Arhaus generated $314.3 million in net revenue and $2.2 million in net and comprehensive income. Revenue grew slightly from $311.4 million, but profit fell from $4.9 million as gross margin and operating leverage weakened compared to the prior-year quarter.

What happened to Arhaus (ARHS) margins and profitability this quarter?

Gross margin declined to 36.4% from 37.1%, mainly from higher product, showroom occupancy and fuel costs. Net income dropped to $2.2 million and adjusted EBITDA slipped to $18.0 million, reflecting softer demand metrics and a modest increase in selling, general and administrative expenses.

What is Arhaus’s (ARHS) cash position, debt, and use of its credit facility?

As of March 31, 2026, Arhaus held $177.1 million in cash and cash equivalents and had no borrowings outstanding under its $75 million 2021 revolving credit facility. Available borrowing capacity was $69.9 million, net of a $5.1 million irrevocable standby letter of credit.

Did Arhaus (ARHS) return capital to shareholders during the quarter?
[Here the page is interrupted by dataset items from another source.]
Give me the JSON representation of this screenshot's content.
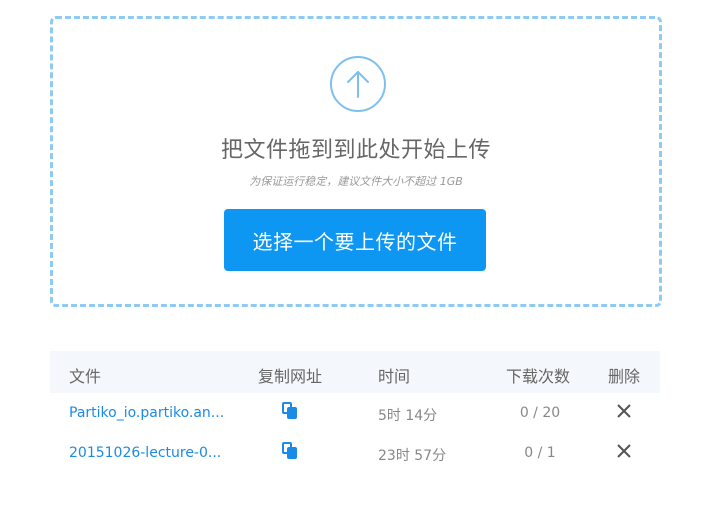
{
  "dropzone": {
    "title": "把文件拖到到此处开始上传",
    "hint": "为保证运行稳定，建议文件大小不超过 1GB",
    "choose_button": "选择一个要上传的文件",
    "icon": "upload-arrow-circle-icon"
  },
  "table": {
    "headers": {
      "file": "文件",
      "copy_url": "复制网址",
      "time": "时间",
      "downloads": "下载次数",
      "delete": "删除"
    },
    "rows": [
      {
        "name": "Partiko_io.partiko.an...",
        "time": "5时 14分",
        "downloads": "0 / 20"
      },
      {
        "name": "20151026-lecture-0...",
        "time": "23时 57分",
        "downloads": "0 / 1"
      }
    ]
  },
  "colors": {
    "accent": "#0d96f2",
    "dashed_border": "#8fcaf3",
    "link": "#1a8be6",
    "header_bg": "#f4f8fc"
  }
}
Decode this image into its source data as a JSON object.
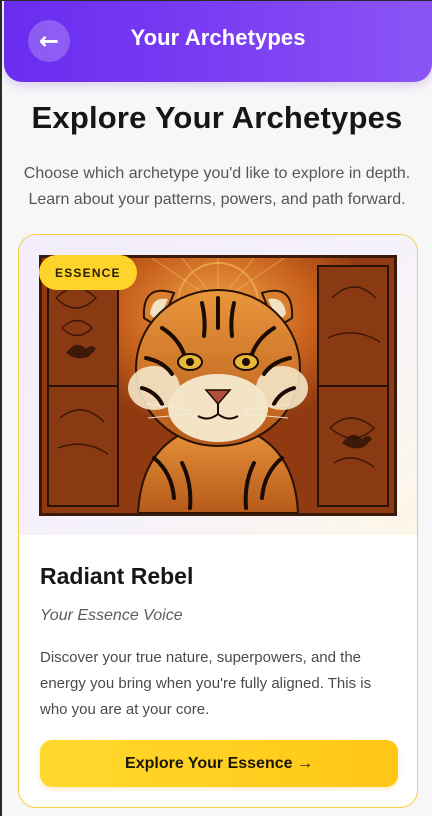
{
  "header": {
    "back_icon": "arrow-left-icon",
    "back_glyph": "←",
    "title": "Your Archetypes"
  },
  "main": {
    "heading": "Explore Your Archetypes",
    "intro": "Choose which archetype you'd like to explore in depth. Learn about your patterns, powers, and path forward."
  },
  "card": {
    "badge": "ESSENCE",
    "image_subject": "tiger-illustration",
    "title": "Radiant Rebel",
    "subtitle": "Your Essence Voice",
    "description": "Discover your true nature, superpowers, and the energy you bring when you're fully aligned. This is who you are at your core.",
    "cta_label": "Explore Your Essence →"
  },
  "colors": {
    "header_gradient_start": "#6a2cf0",
    "header_gradient_end": "#8b55f5",
    "accent_yellow": "#ffd42a",
    "card_border": "#f5cf45"
  }
}
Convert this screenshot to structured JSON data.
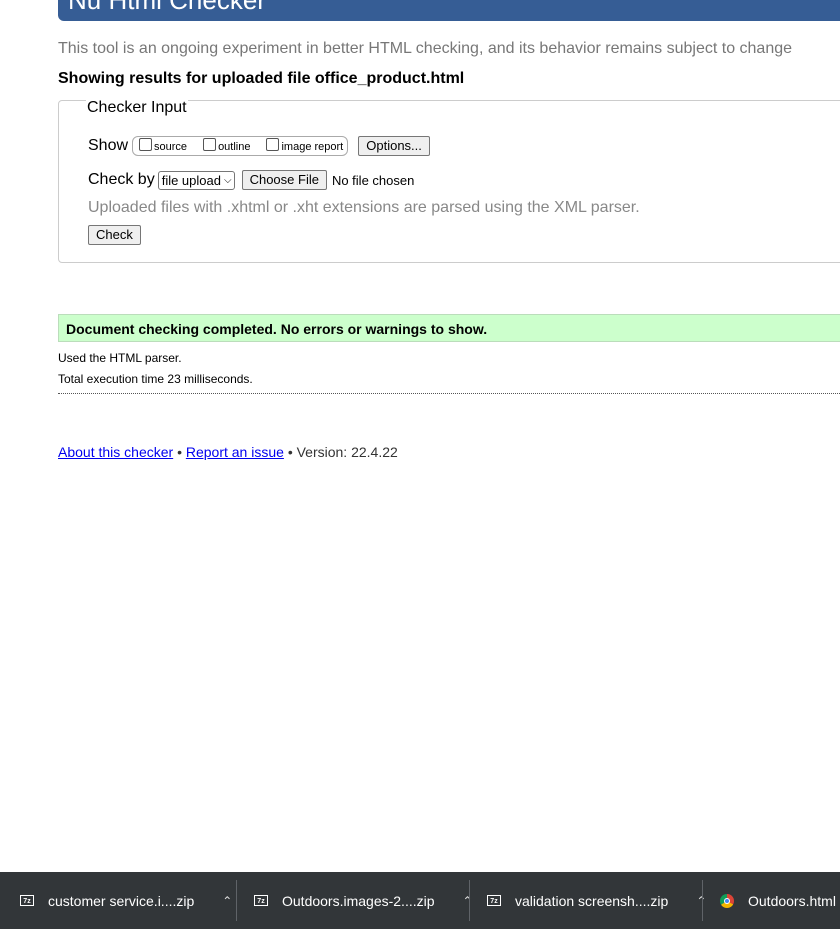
{
  "header": {
    "title": "Nu Html Checker"
  },
  "intro_text": "This tool is an ongoing experiment in better HTML checking, and its behavior remains subject to change",
  "results_heading": "Showing results for uploaded file office_product.html",
  "checker": {
    "legend": "Checker Input",
    "show_label": "Show",
    "show_options": [
      "source",
      "outline",
      "image report"
    ],
    "options_button": "Options...",
    "check_by_label": "Check by",
    "check_by_selected": "file upload",
    "choose_file_button": "Choose File",
    "no_file_text": "No file chosen",
    "note": "Uploaded files with .xhtml or .xht extensions are parsed using the XML parser.",
    "check_button": "Check"
  },
  "result": {
    "success_message": "Document checking completed. No errors or warnings to show.",
    "parser_info": "Used the HTML parser.",
    "execution_time": "Total execution time 23 milliseconds."
  },
  "footer": {
    "about_link": "About this checker",
    "separator": "•",
    "report_link": "Report an issue",
    "version": "Version: 22.4.22"
  },
  "downloads": [
    {
      "name": "customer service.i....zip",
      "icon": "zip-file-icon"
    },
    {
      "name": "Outdoors.images-2....zip",
      "icon": "zip-file-icon"
    },
    {
      "name": "validation screensh....zip",
      "icon": "zip-file-icon"
    },
    {
      "name": "Outdoors.html",
      "icon": "chrome-icon"
    }
  ],
  "zip_icon_text": "7z",
  "colors": {
    "header_bg": "#365d95",
    "success_bg": "#ccffcc",
    "downloads_bar_bg": "#323639",
    "link": "#0000ee"
  }
}
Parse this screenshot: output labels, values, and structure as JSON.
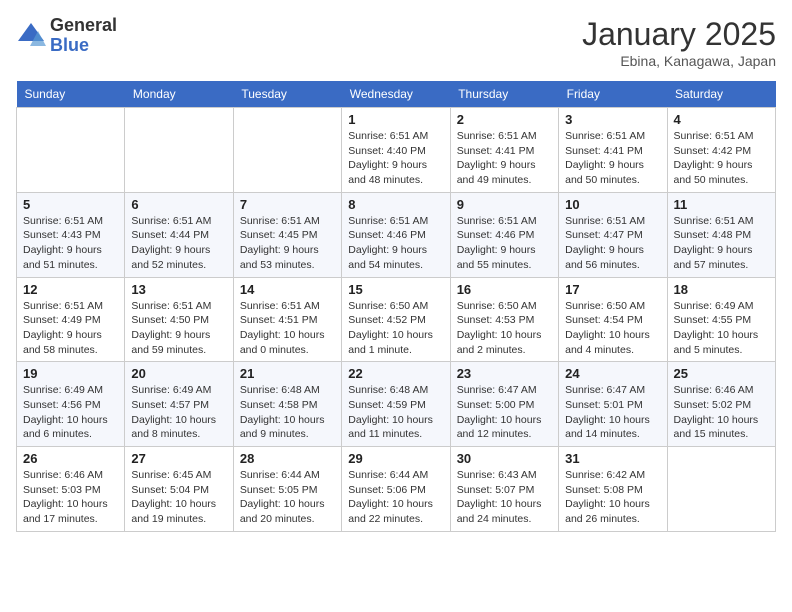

Yes. On February 17, 2026, the board declared a $0.35 per share special cash dividend on Class A and Class B shares. Arhaus paid $49.4 million of this dividend during the quarter, plus about $0.1 million of prior special dividend equivalents on vested equity awards.

What non-GAAP metrics does Arhaus (ARHS) highlight, and what were they this quarter?

Arhaus emphasizes Adjusted EBITDA and Free Cash Flow. Adjusted EBITDA was $18.0 million, slightly below $18.6 million last year. Free Cash Flow, defined as operating cash flow less investing cash flow, was negative, driven by a $9.7 million operating cash use and $15.9 million of investing outflows.

What internal control issues does Arhaus (ARHS) disclose in this 10-Q?

Management reports ongoing material weaknesses in internal control over financial reporting, including control environment, documentation, and IT general control deficiencies. These weaknesses have previously contributed to restatements and revisions, and the company is executing a multi-year remediation plan with staffing, process, and systems enhancements.